The road to peace is a hard one. The obstacles that stand in its path are many, the sacrifices to be made in its behalf are great. Yet we must not give way to a paralyzing sense of futility. Our name must be on the record of every organization working toward peace. A voice must lend its strength to that common voice which must shout for peace. Progress to be sure is slow, but man in his drive for perfection moves steadily onward. For the present, we pray that we may be endowed with the courage and strength to face the crisis with intelligence. We pray that we may learn and understand how to direct our energies and our spirits to the improvement of humanity rather than to its destruction. Let us but think and live in terms of peace and in terms of justice to mankind, and ultimately the day must come when “Nation shall not lift up sword against nation, Neither shall they learn war any more.”[iv]

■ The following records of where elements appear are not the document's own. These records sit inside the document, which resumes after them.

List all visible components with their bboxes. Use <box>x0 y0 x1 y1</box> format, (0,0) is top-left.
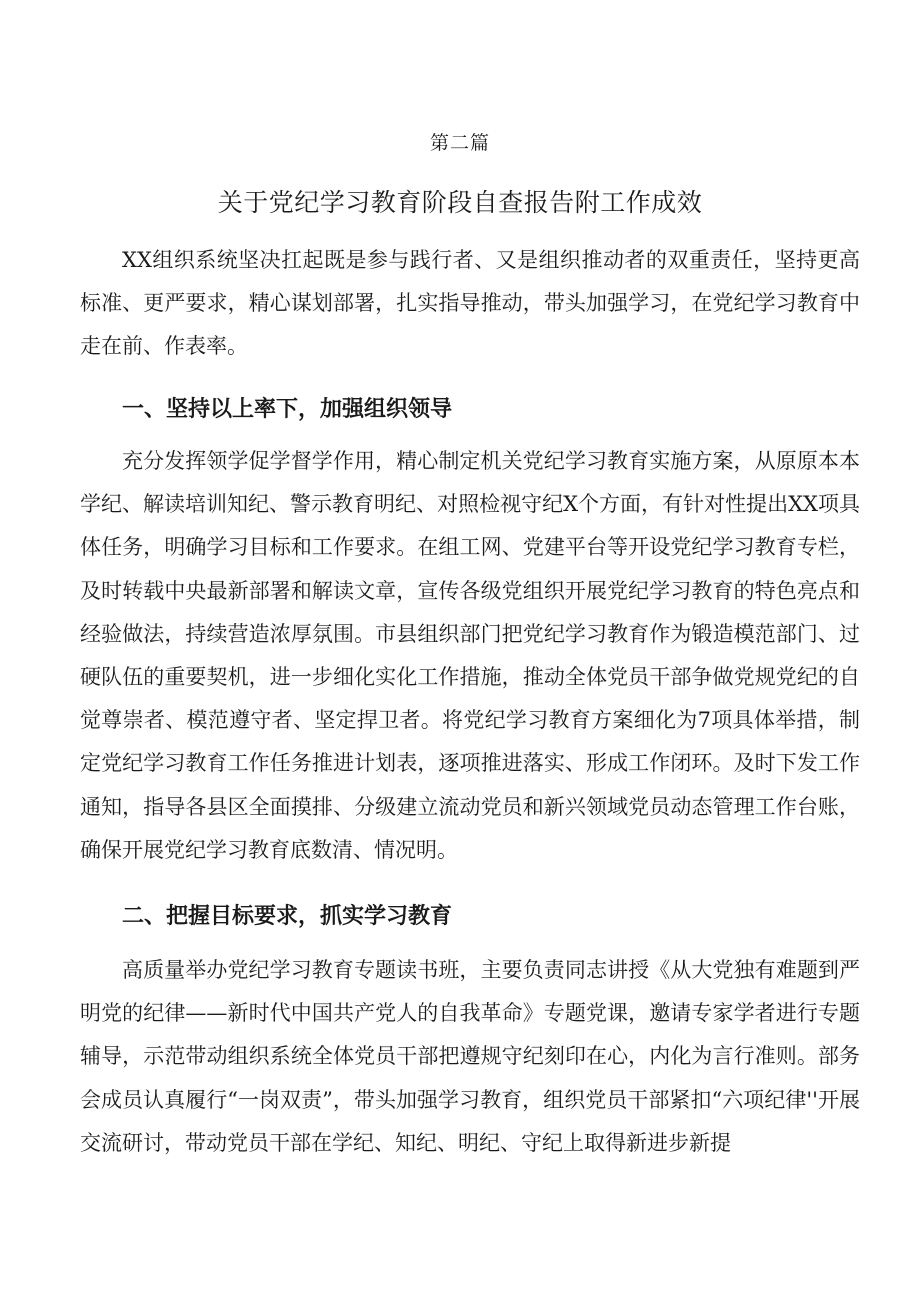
section-body-2: 高质量举办党纪学习教育专题读书班，主要负责同志讲授《从大党独有难题到严明党的纪律——新时代中国共产党人的自我革命》专题党课，邀请专家学者进行专题辅导，示范带动组织系统全体党员干部把遵规守纪刻印在心，内化为言行准则。部务会成员认真履行“一岗双责”，带头加强学习教育，组织党员干部紧扣“六项纪律''开展交流研讨，带动党员干部在学纪、知纪、明纪、守纪上取得新进步新提 <box>80 958 860 1155</box>
document-title: 关于党纪学习教育阶段自查报告附工作成效 <box>217 188 703 217</box>
intro-paragraph: XX组织系统坚决扛起既是参与践行者、又是组织推动者的双重责任，坚持更高标准、更严要求，精心谋划部署，扎实指导推动，带头加强学习，在党纪学习教育中走在前、作表率。 <box>80 248 860 359</box>
section-body-1: 充分发挥领学促学督学作用，精心制定机关党纪学习教育实施方案，从原原本本学纪、解读培训知纪、警示教育明纪、对照检视守纪X个方面，有针对性提出XX项具体任务，明确学习目标和工作要求。在组工网、党建平台等开设党纪学习教育专栏，及时转载中央最新部署和解读文章，宣传各级党组织开展党纪学习教育的特色亮点和经验做法，持续营造浓厚氛围。市县组织部门把党纪学习教育作为锻造模范部门、过硬队伍的重要契机，进一步细化实化工作措施，推动全体党员干部争做党规党纪的自觉尊崇者、模范遵守者、坚定捍卫者。将党纪学习教育方案细化为7项具体举措，制定党纪学习教育工作任务推进计划表，逐项推进落实、形成工作闭环。及时下发工作通知，指导各县区全面摸排、分级建立流动党员和新兴领域党员动态管理工作台账，确保开展党纪学习教育底数清、情况明。 <box>80 449 860 862</box>
section-heading-2: 二、把握目标要求，抓实学习教育 <box>122 904 453 929</box>
chapter-label: 第二篇 <box>429 132 490 154</box>
section-heading-1: 一、坚持以上率下，加强组织领导 <box>122 397 453 422</box>
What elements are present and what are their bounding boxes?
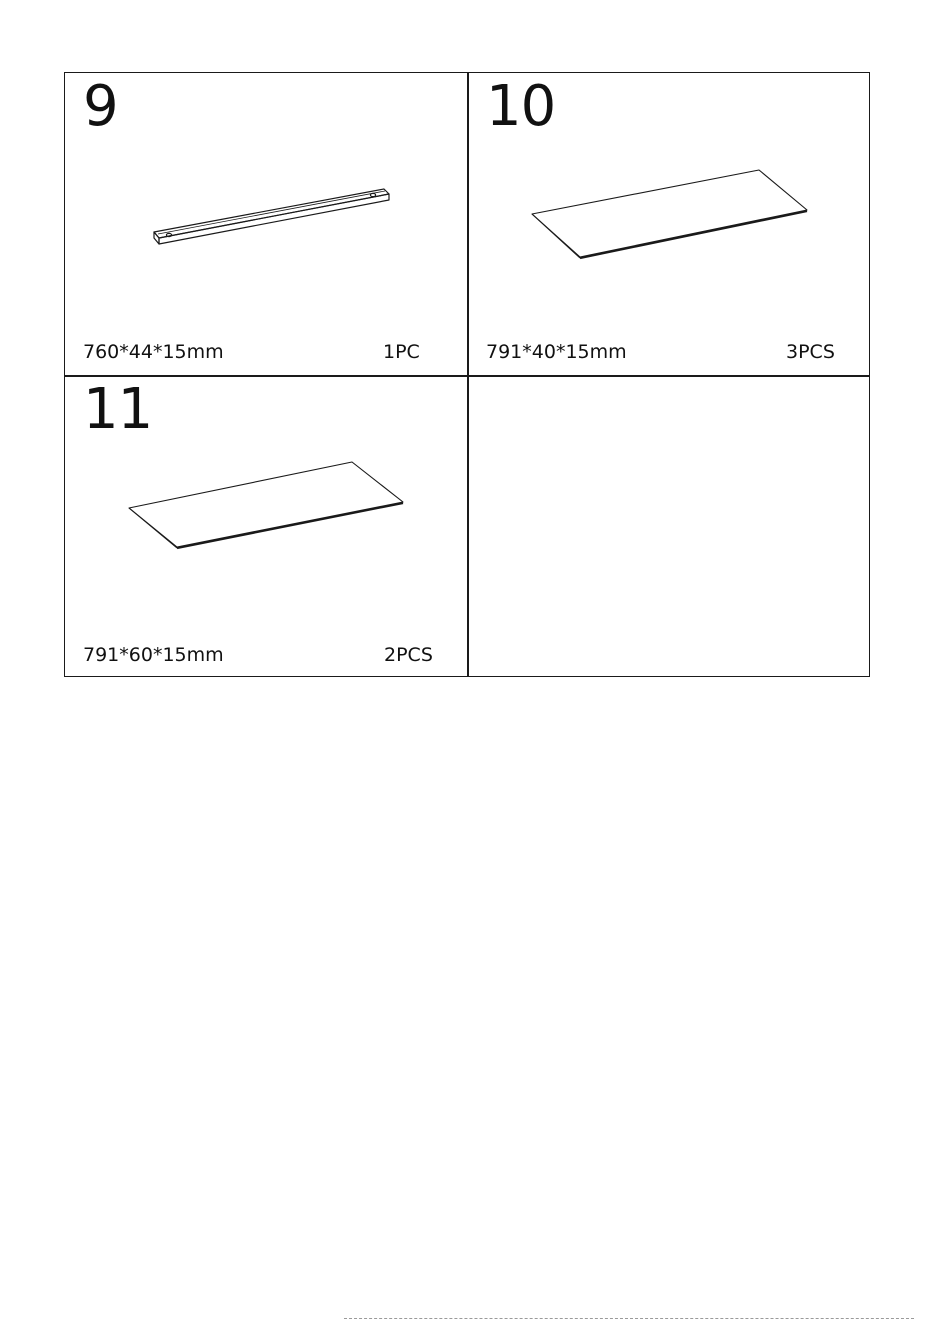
part-quantity: 3PCS	[786, 341, 835, 363]
scan-edge-artifact	[344, 1318, 914, 1321]
part-quantity: 1PC	[383, 341, 420, 363]
parts-list-grid	[64, 72, 870, 677]
empty-cell	[468, 376, 870, 678]
part-number: 10	[486, 74, 556, 139]
bar-with-holes-icon	[65, 73, 467, 375]
part-cell-9	[65, 73, 467, 375]
part-dimensions: 791*60*15mm	[83, 644, 224, 666]
part-cell-10	[468, 73, 870, 375]
part-number: 9	[83, 74, 118, 139]
part-cell-11	[65, 376, 467, 678]
part-number: 11	[83, 377, 153, 442]
part-dimensions: 791*40*15mm	[486, 341, 627, 363]
part-dimensions: 760*44*15mm	[83, 341, 224, 363]
part-quantity: 2PCS	[384, 644, 433, 666]
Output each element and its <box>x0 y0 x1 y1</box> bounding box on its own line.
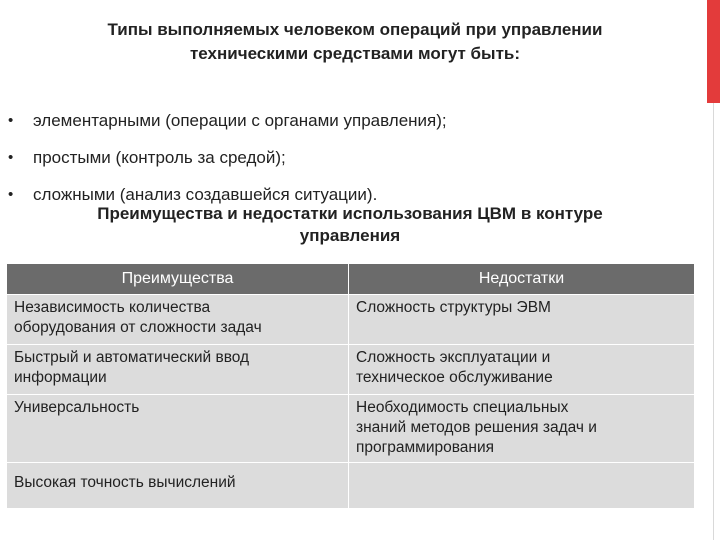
list-item <box>8 102 688 139</box>
advantage-cell <box>7 345 349 395</box>
cell-line: Сложность структуры ЭВМ <box>356 299 551 316</box>
header-disadvantages: Недостатки <box>349 264 695 295</box>
section-subtitle-line-1: Преимущества и недостатки использования ЦВМ в контуре <box>97 204 603 223</box>
cell-line: Высокая точность вычислений <box>14 474 236 491</box>
disadvantage-cell <box>349 295 695 345</box>
bullet-icon: • <box>8 186 14 203</box>
section-subtitle <box>30 203 670 247</box>
cell-line: техническое обслуживание <box>356 369 553 386</box>
disadvantage-cell <box>349 395 695 463</box>
comparison-table <box>6 263 695 509</box>
list-item-text: элементарными (операции с органами управления); <box>33 111 447 130</box>
operation-types-list <box>8 102 688 213</box>
disadvantage-cell-empty <box>349 463 695 509</box>
table-header-row <box>7 264 695 295</box>
list-item-text: сложными (анализ создавшейся ситуации). <box>33 185 378 204</box>
cell-line: знаний методов решения задач и <box>356 419 597 436</box>
slide-title-line-1: Типы выполняемых человеком операций при управлении <box>107 20 603 39</box>
table-row <box>7 395 695 463</box>
table-row <box>7 345 695 395</box>
slide-title-line-2: техническими средствами могут быть: <box>189 44 521 63</box>
advantage-cell <box>7 295 349 345</box>
list-item <box>8 139 688 176</box>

Temple B'nai Israel, East Liverpool OH - 11/13/36


[i] This photo and other documentation may be found in Jewish Communities on the Ohio River: A History, Amy Hill Shevitz, The University Press of Kentucky, 2007
[ii] It is likely that Ballon was influenced by Abraham Cronbach, an outspoken pacifist and professor of social studies at Hebrew Union College from 1922 until his death in 1965.
[iii] Friedrich Wilhelm Viktor Albrecht of (1859 - 1941) was the last German Emperor (Kaiser) and King of Prussia, ruling the German Empire and the Kingdom of Prussia from 1888 to 1918. An ineffective war leader, he lost the support of the army, abdicated, and fled to exile in the Netherlands.